I’ve recently been working to improve my understanding of how Intelligent Document Processing (IDP) leverages different types of AI to extract data from documents. We’ve been using ABBYY FlexiCapture for many years and are now transitioning our solutions to ABBYY Vantage. With all the recent discussion around AI in IDP tools, I thought it best to educate myself more deeply on how our tools utilise it.
ABBYY FlexiCapture has been incorporated early versions of AI for a long time, including:
- Machine learning
- Deep learning
- Neural networks
- Transformers
During my research, I came across the excellent YouTube series Neural Networks by 3Blue1Brown. One particular video in the series, Transformers (how LLMs work) explained visually, really helped me understand some of the key concepts. Here are my takeaways, and I highly recommend watching the series if you want to learn more.
What does GPT stand for?
The first snippet of information I learned was the meaning behind ‘GPT’ in ChatGPT:
- G = Generative
- P = Pre-trained
- T = Transformer
The key term here is Transformer, as ‘generative’ and ‘pre-trained’ are relatively self-explanatory. Transformers are the backbone of Large Language Models (LLMs) such as ChatGPT and also play a crucial role in the deep learning methods that ABBYY has traditionally used in its IDP tools.
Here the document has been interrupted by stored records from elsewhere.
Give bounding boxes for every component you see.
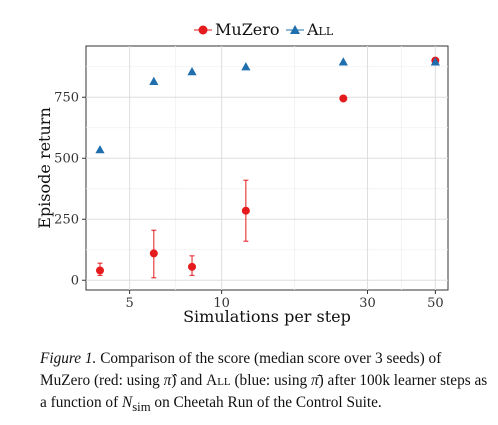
y-tick-label: 750 xyxy=(54,91,79,106)
y-axis-title: Episode return xyxy=(35,107,54,228)
gridlines xyxy=(86,46,448,290)
muzero-point xyxy=(241,206,250,215)
scatter-chart: MuZero All 0 250 500 750 5 10 30 50 Simulations… xyxy=(35,20,449,326)
legend-all-label: All xyxy=(306,20,334,39)
x-tick-label: 50 xyxy=(427,296,444,311)
muzero-point xyxy=(149,249,158,258)
y-tick-label: 0 xyxy=(71,274,79,289)
legend: MuZero All xyxy=(194,20,334,39)
chart-figure: MuZero All 0 250 500 750 5 10 30 50 Simulations… xyxy=(35,20,449,326)
y-tick-label: 500 xyxy=(54,152,79,167)
caption-text-3: (blue: using xyxy=(230,372,311,389)
caption-pi-hat: π̂ xyxy=(163,372,172,389)
caption-text-2: ) and xyxy=(171,372,207,389)
muzero-point xyxy=(188,262,197,271)
caption-pi-bar: π̄ xyxy=(310,372,319,389)
x-tick-label: 30 xyxy=(359,296,376,311)
caption-text-5: on Cheetah Run of the Control Suite. xyxy=(150,394,382,411)
all-point xyxy=(241,62,251,71)
figure-caption: Figure 1. Comparison of the score (media… xyxy=(40,348,488,418)
all-point xyxy=(95,145,105,154)
all-point xyxy=(430,57,440,66)
legend-all-marker xyxy=(290,25,300,34)
data-marks xyxy=(95,56,440,279)
caption-n-subscript: sim xyxy=(132,400,151,415)
all-point xyxy=(187,67,197,76)
caption-figure-label: Figure 1. xyxy=(40,350,97,367)
muzero-point xyxy=(95,266,104,275)
legend-muzero-marker xyxy=(198,25,208,35)
caption-text-4: ) after 100k learner steps as a function… xyxy=(40,372,488,411)
x-tick-label: 5 xyxy=(125,296,133,311)
all-point xyxy=(149,76,159,85)
caption-n-symbol: N xyxy=(121,394,133,411)
legend-muzero-label: MuZero xyxy=(215,20,280,39)
caption-text-1: Comparison of the score (median score ov… xyxy=(40,350,442,389)
muzero-point xyxy=(339,94,348,103)
caption-all-name: All xyxy=(206,372,231,389)
axes: 0 250 500 750 5 10 30 50 xyxy=(54,91,443,311)
y-tick-label: 250 xyxy=(54,213,79,228)
all-point xyxy=(338,57,348,66)
plot-panel xyxy=(85,45,449,291)
x-tick-label: 10 xyxy=(213,296,230,311)
x-axis-title: Simulations per step xyxy=(183,307,351,326)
The origin of Transformers
3Blue1Brown explains that the first Transformer model was originally developed by Google as a translation tool—converting text from one language to another. However, Transformers have since become the foundation for processing various data types, such as text-to-image and text-to-speech conversion.
How does a generative Transformer like ChatGPT create responses?
At a high level, ChatGPT generates responses by predicting the next word in a sequence. It does this through the following process:
- It breaks the input text down into vectors, which represent words or parts of words.
- Some words are split into multiple vectors—for example, “clever” and “cleverest” share the root “clever,” but “est” modifies the meaning.
- Tokens are used to measure input and output costs in generative AI. Since vectors aren’t always full words, the number of tokens determines the computational power required, and consequently, the cost.
- The vectors pass through two key layers of the model:
- Attention blocks, which link words together based on their numerical vector representations, grouping words by meaning.
- Multilayer perceptron (MLP) blocks, which analyse each vector by asking questions such as:
- Is this a noun?
- Is this in English?
- Is this an amount?
- Etc.
- The model then predicts the most probable next word (or part of a word) by assigning probabilities and selecting from a shortlist of possibilities.
- This process is repeated, continuously generating text by using the previous list of vectors along with the newly added one.
- This looping mechanism is what makes ChatGPT “talk” as words appear on the screen in real time.
ABBYY and Transformers
Deep learning has used Transformers for years, just as LLMs do. ABBYY has been leveraging the same underlying technology that powers LLMs in its IDP tools for a long time. Vantage builds on this foundation by incorporating newer AI techniques, including its own language models.3Blue1Brown goes into much greater detail in his video. Now that I’ve discovered the series, my next step is to go back to the beginning and watch But what is a neural network.